Epilepsy and Autism Spectrum Disorder (ASD) are common conditions that show high comorbidity. Genetic abnormalities and neurodevelopmental brain lesions both confer high risk of developing ASD and epilepsy.

Despite the significant advances in imaging neuroscience and genetics, there remains a lack of computational tools that bridge across genetics, imaging and clinical phenotypic data to generate individual-level in vivo biomarkers for deeper mechanistic insights and translational impact.

This proposal aims to address this gap by pursuing three main objectives: WP1: develop computational tools to identify individual subject-level imaging abnormalities in neurodevelopmental disorders WP2: create a multiscale genetic, cellular and imaging framework to identify the common and diverging neurobiological pathways in epilepsy and ASD.
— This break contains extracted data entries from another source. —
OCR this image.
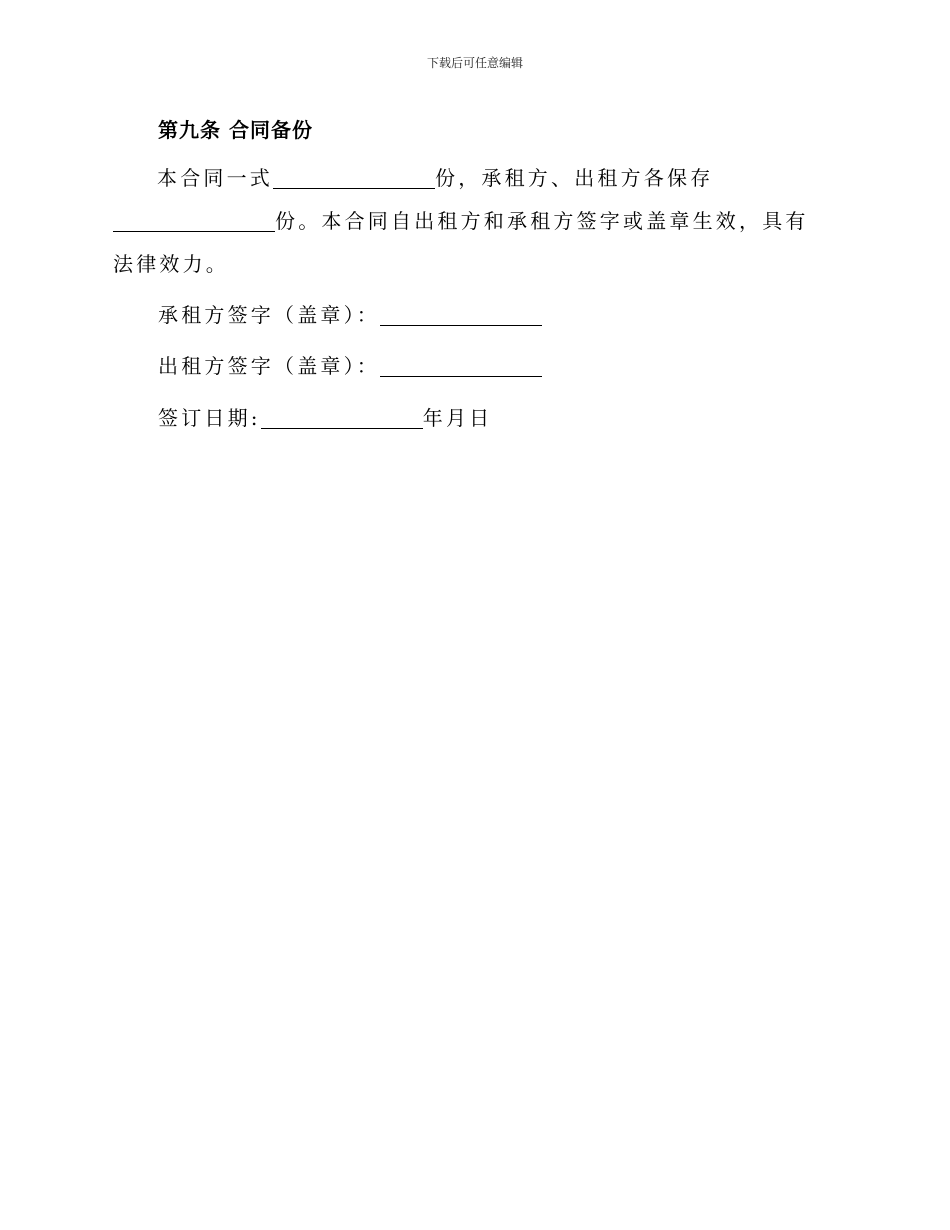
下载后可任意编辑
第九条 合同备份
本合同一式	份，承租方、出租方各保存份。本合同自出租方和承租方签字或盖章生效，具有法律效力。
承租方签字（盖章）：
出租方签字（盖章）：
签订日期:	年月日
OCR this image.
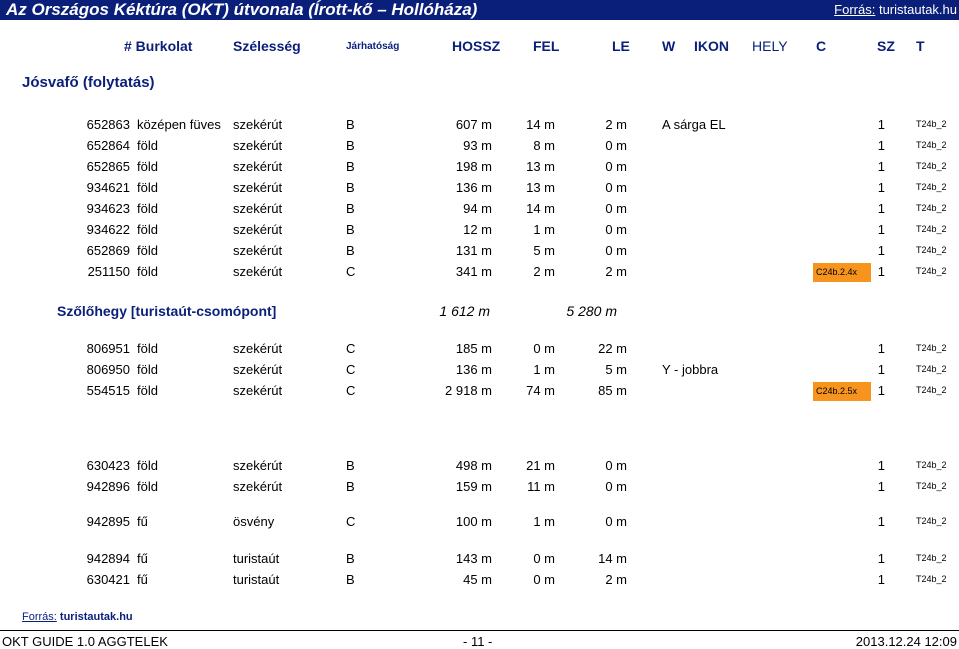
Az Országos Kéktúra (OKT) útvonala (Írott-kő – Hollóháza)	Forrás: turistautak.hu
# Burkolat	Szélesség	Járhatóság	HOSSZ FEL	LE W IKON HELY C	SZ T
Jósvafő (folytatás)
652863 középen füves szekérút	B	607 m	14 m	2 m	A sárga EL	1	T24b_2
652864 föld	szekérút	B	93 m	8 m	0 m	1	T24b_2
652865 föld	szekérút	B	198 m	13 m	0 m	1	T24b_2
934621 föld	szekérút	B	136 m	13 m	0 m	1	T24b_2
934623 föld	szekérút	B	94 m	14 m	0 m	1	T24b_2
934622 föld	szekérút	B	12 m	1 m	0 m	1	T24b_2
652869 föld	szekérút	B	131 m	5 m	0 m	1	T24b_2
251150 föld	szekérút	C	341 m	2 m	2 m	C24b.2.4x	1	T24b_2
Szőlőhegy [turistaút-csomópont]	1 612 m	5 280 m
806951 föld	szekérút	C	185 m	0 m	22 m	1	T24b_2
806950 föld	szekérút	C	136 m	1 m	5 m	Y - jobbra	1	T24b_2
554515 föld	szekérút	C	2 918 m	74 m	85 m	C24b.2.5x	1	T24b_2
630423 föld	szekérút	B	498 m	21 m	0 m	1	T24b_2
942896 föld	szekérút	B	159 m	11 m	0 m	1	T24b_2
942895 fű	ösvény	C	100 m	1 m	0 m	1	T24b_2
942894 fű	turistaút	B	143 m	0 m	14 m	1	T24b_2
630421 fű	turistaút	B	45 m	0 m	2 m	1	T24b_2
Forrás: turistautak.hu
OKT GUIDE 1.0 AGGTELEK	- 11 -	2013.12.24 12:09
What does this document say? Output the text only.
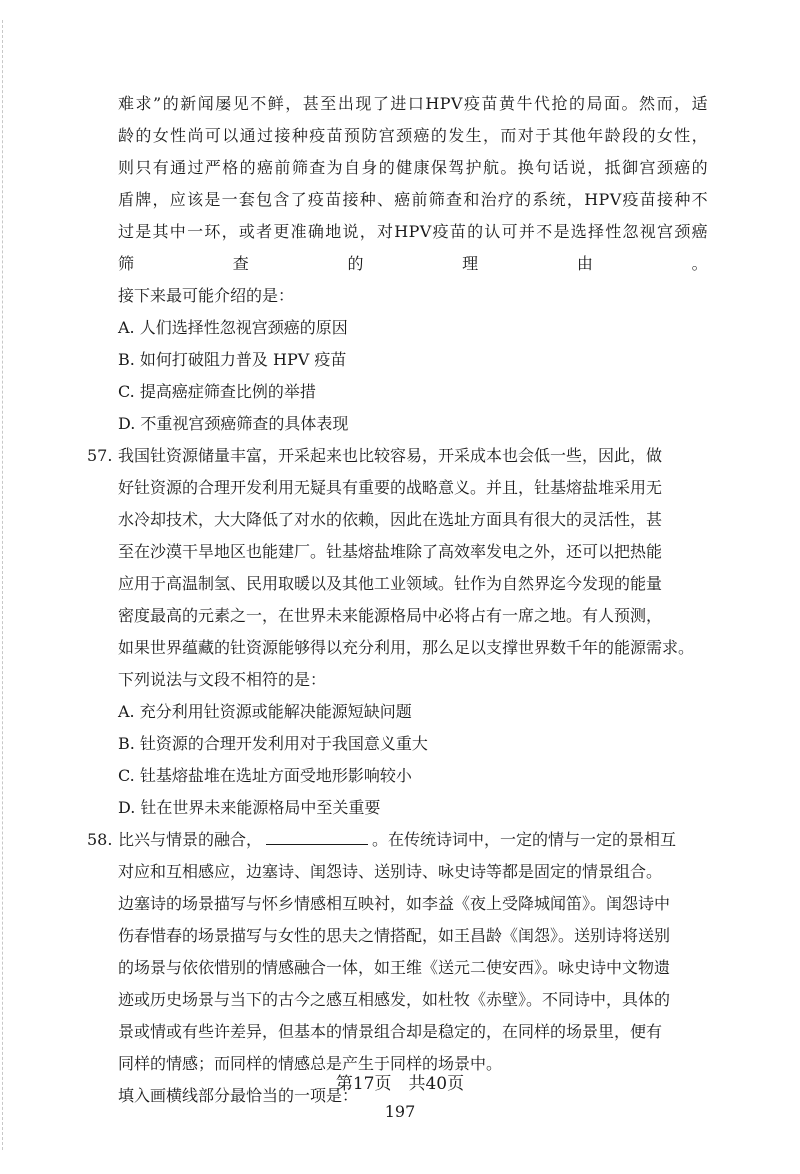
难求”的新闻屡见不鲜，甚至出现了进口HPV疫苗黄牛代抢的局面。然而，适
龄的女性尚可以通过接种疫苗预防宫颈癌的发生，而对于其他年龄段的女性，
则只有通过严格的癌前筛查为自身的健康保驾护航。换句话说，抵御宫颈癌的
盾牌，应该是一套包含了疫苗接种、癌前筛查和治疗的系统，HPV疫苗接种不
过是其中一环，或者更准确地说，对HPV疫苗的认可并不是选择性忽视宫颈癌
筛查的理由。
接下来最可能介绍的是：
A. 人们选择性忽视宫颈癌的原因
B. 如何打破阻力普及 HPV 疫苗
C. 提高癌症筛查比例的举措
D. 不重视宫颈癌筛查的具体表现
57. 我国钍资源储量丰富，开采起来也比较容易，开采成本也会低一些，因此，做
好钍资源的合理开发利用无疑具有重要的战略意义。并且，钍基熔盐堆采用无
水冷却技术，大大降低了对水的依赖，因此在选址方面具有很大的灵活性，甚
至在沙漠干旱地区也能建厂。钍基熔盐堆除了高效率发电之外，还可以把热能
应用于高温制氢、民用取暖以及其他工业领域。钍作为自然界迄今发现的能量
密度最高的元素之一，在世界未来能源格局中必将占有一席之地。有人预测，
如果世界蕴藏的钍资源能够得以充分利用，那么足以支撑世界数千年的能源需求。
下列说法与文段不相符的是：
A. 充分利用钍资源或能解决能源短缺问题
B. 钍资源的合理开发利用对于我国意义重大
C. 钍基熔盐堆在选址方面受地形影响较小
D. 钍在世界未来能源格局中至关重要
58. 比兴与情景的融合，	。在传统诗词中，一定的情与一定的景相互
对应和互相感应，边塞诗、闺怨诗、送别诗、咏史诗等都是固定的情景组合。
边塞诗的场景描写与怀乡情感相互映衬，如李益《夜上受降城闻笛》。闺怨诗中
伤春惜春的场景描写与女性的思夫之情搭配，如王昌龄《闺怨》。送别诗将送别
的场景与依依惜别的情感融合一体，如王维《送元二使安西》。咏史诗中文物遗
迹或历史场景与当下的古今之感互相感发，如杜牧《赤壁》。不同诗中，具体的
景或情或有些许差异，但基本的情景组合却是稳定的，在同样的场景里，便有
同样的情感；而同样的情感总是产生于同样的场景中。
填入画横线部分最恰当的一项是：
第17页　共40页
197
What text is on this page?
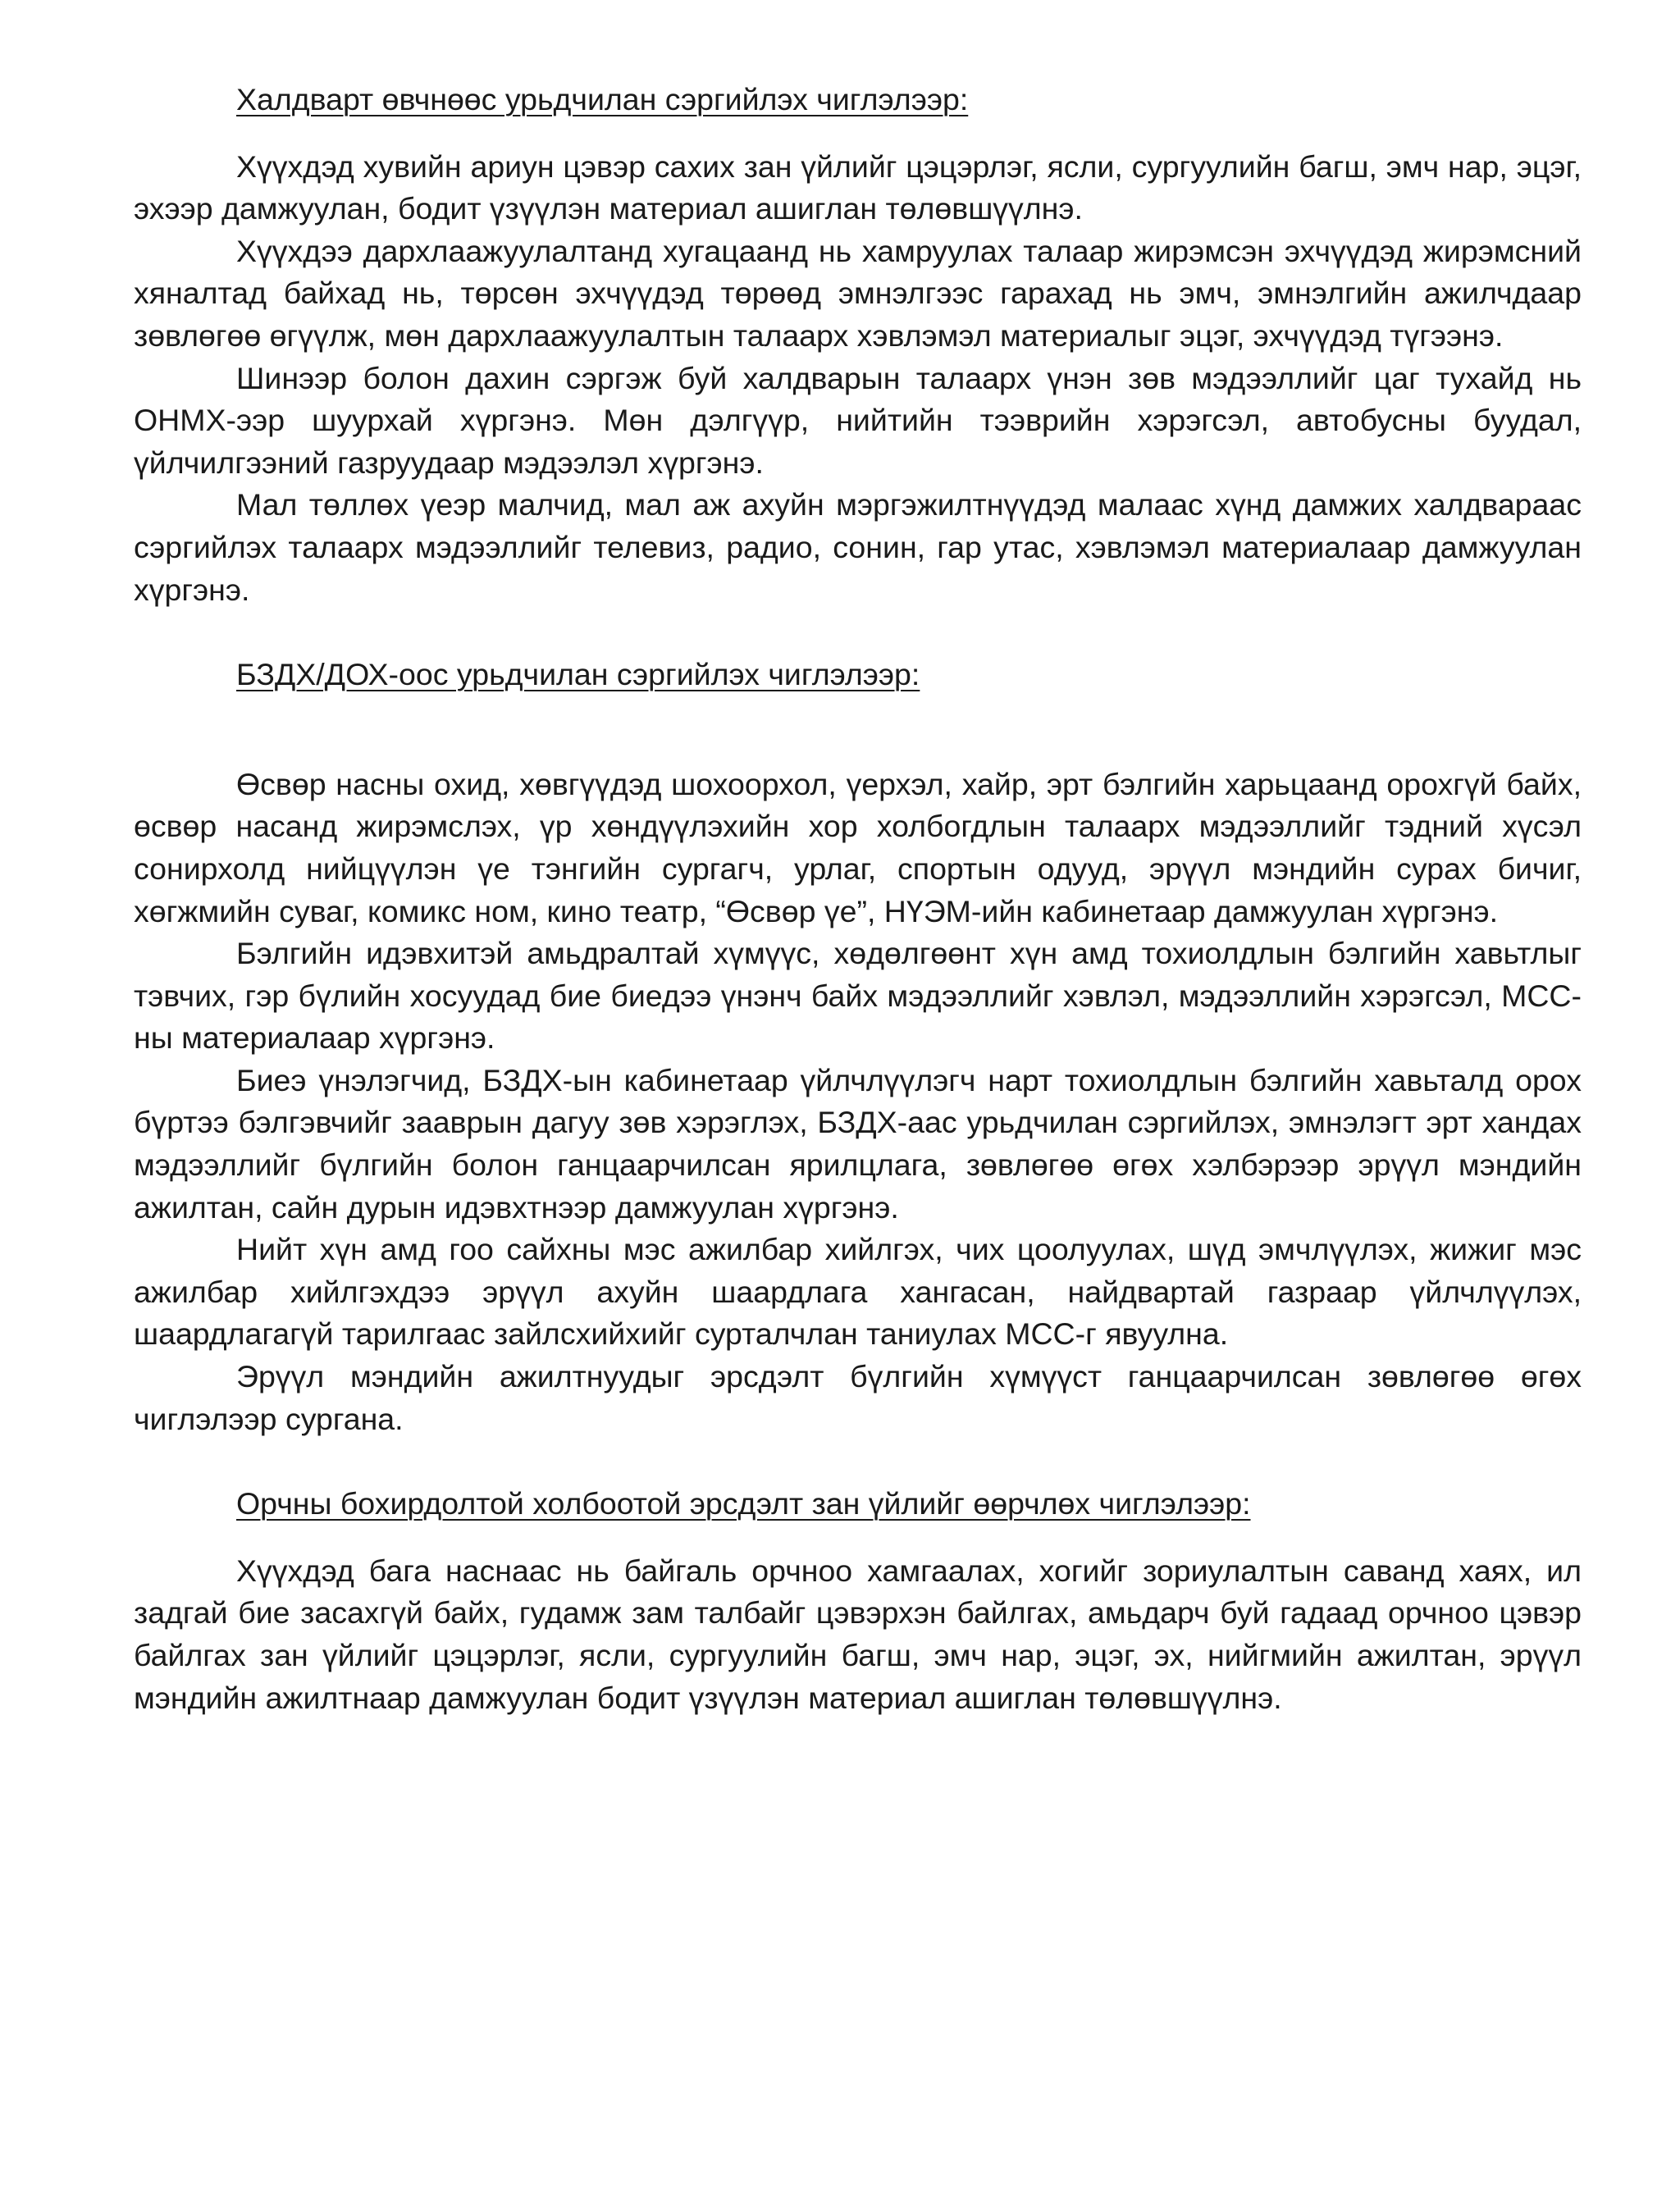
Халдварт өвчнөөс урьдчилан сэргийлэх чиглэлээр:

Хүүхдэд хувийн ариун цэвэр сахих зан үйлийг цэцэрлэг, ясли, сургуулийн багш, эмч нар, эцэг, эхээр дамжуулан, бодит үзүүлэн материал ашиглан төлөвшүүлнэ.

Хүүхдээ дархлаажуулалтанд хугацаанд нь хамруулах талаар жирэмсэн эхчүүдэд жирэмсний хяналтад байхад нь, төрсөн эхчүүдэд төрөөд эмнэлгээс гарахад нь эмч, эмнэлгийн ажилчдаар зөвлөгөө өгүүлж, мөн дархлаажуулалтын талаарх хэвлэмэл материалыг эцэг, эхчүүдэд түгээнэ.

Шинээр болон дахин сэргэж буй халдварын талаарх үнэн зөв мэдээллийг цаг тухайд нь ОНМХ-ээр шуурхай хүргэнэ. Мөн дэлгүүр, нийтийн тээврийн хэрэгсэл, автобусны буудал, үйлчилгээний газруудаар мэдээлэл хүргэнэ.

Мал төллөх үеэр малчид, мал аж ахуйн мэргэжилтнүүдэд малаас хүнд дамжих халдвараас сэргийлэх талаарх мэдээллийг телевиз, радио, сонин, гар утас, хэвлэмэл материалаар дамжуулан хүргэнэ.

БЗДХ/ДОХ-оос урьдчилан сэргийлэх чиглэлээр:

Өсвөр насны охид, хөвгүүдэд шохоорхол, үерхэл, хайр, эрт бэлгийн харьцаанд орохгүй байх, өсвөр насанд жирэмслэх, үр хөндүүлэхийн хор холбогдлын талаарх мэдээллийг тэдний хүсэл сонирхолд нийцүүлэн үе тэнгийн сургагч, урлаг, спортын одууд, эрүүл мэндийн сурах бичиг, хөгжмийн суваг, комикс ном, кино театр, “Өсвөр үе”, НҮЭМ-ийн кабинетаар дамжуулан хүргэнэ.

Бэлгийн идэвхитэй амьдралтай хүмүүс, хөдөлгөөнт хүн амд тохиолдлын бэлгийн хавьтлыг тэвчих, гэр бүлийн хосуудад бие биедээ үнэнч байх мэдээллийг хэвлэл, мэдээллийн хэрэгсэл, МСС-ны материалаар хүргэнэ.

Биеэ үнэлэгчид, БЗДХ-ын кабинетаар үйлчлүүлэгч нарт тохиолдлын бэлгийн хавьталд орох бүртээ бэлгэвчийг зааврын дагуу зөв хэрэглэх, БЗДХ-аас урьдчилан сэргийлэх, эмнэлэгт эрт хандах мэдээллийг бүлгийн болон ганцаарчилсан ярилцлага, зөвлөгөө өгөх хэлбэрээр эрүүл мэндийн ажилтан, сайн дурын идэвхтнээр дамжуулан хүргэнэ.

Нийт хүн амд гоо сайхны мэс ажилбар хийлгэх, чих цоолуулах, шүд эмчлүүлэх, жижиг мэс ажилбар хийлгэхдээ эрүүл ахуйн шаардлага хангасан, найдвартай газраар үйлчлүүлэх, шаардлагагүй тарилгаас зайлсхийхийг сурталчлан таниулах МСС-г явуулна.

Эрүүл мэндийн ажилтнуудыг эрсдэлт бүлгийн хүмүүст ганцаарчилсан зөвлөгөө өгөх чиглэлээр сургана.

Орчны бохирдолтой холбоотой эрсдэлт зан үйлийг өөрчлөх чиглэлээр:

Хүүхдэд бага наснаас нь байгаль орчноо хамгаалах, хогийг зориулалтын саванд хаях, ил задгай бие засахгүй байх, гудамж зам талбайг цэвэрхэн байлгах, амьдарч буй гадаад орчноо цэвэр байлгах зан үйлийг цэцэрлэг, ясли, сургуулийн багш, эмч нар, эцэг, эх, нийгмийн ажилтан, эрүүл мэндийн ажилтнаар дамжуулан бодит үзүүлэн материал ашиглан төлөвшүүлнэ.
WP3: using rare genetic cohorts with ASD and epilepsy, demonstrate the effectiveness of these tools in linking genetic, imaging and clinical phenotypic data.

Successful achievement of these goals will pave the way for establishing an interdisciplinary research field at the intersection of neuroimaging, neurogenomics, and neurodevelopment.

It would advance our understanding of these complex conditions and ultimately improve patient treatment strategies and outcomes.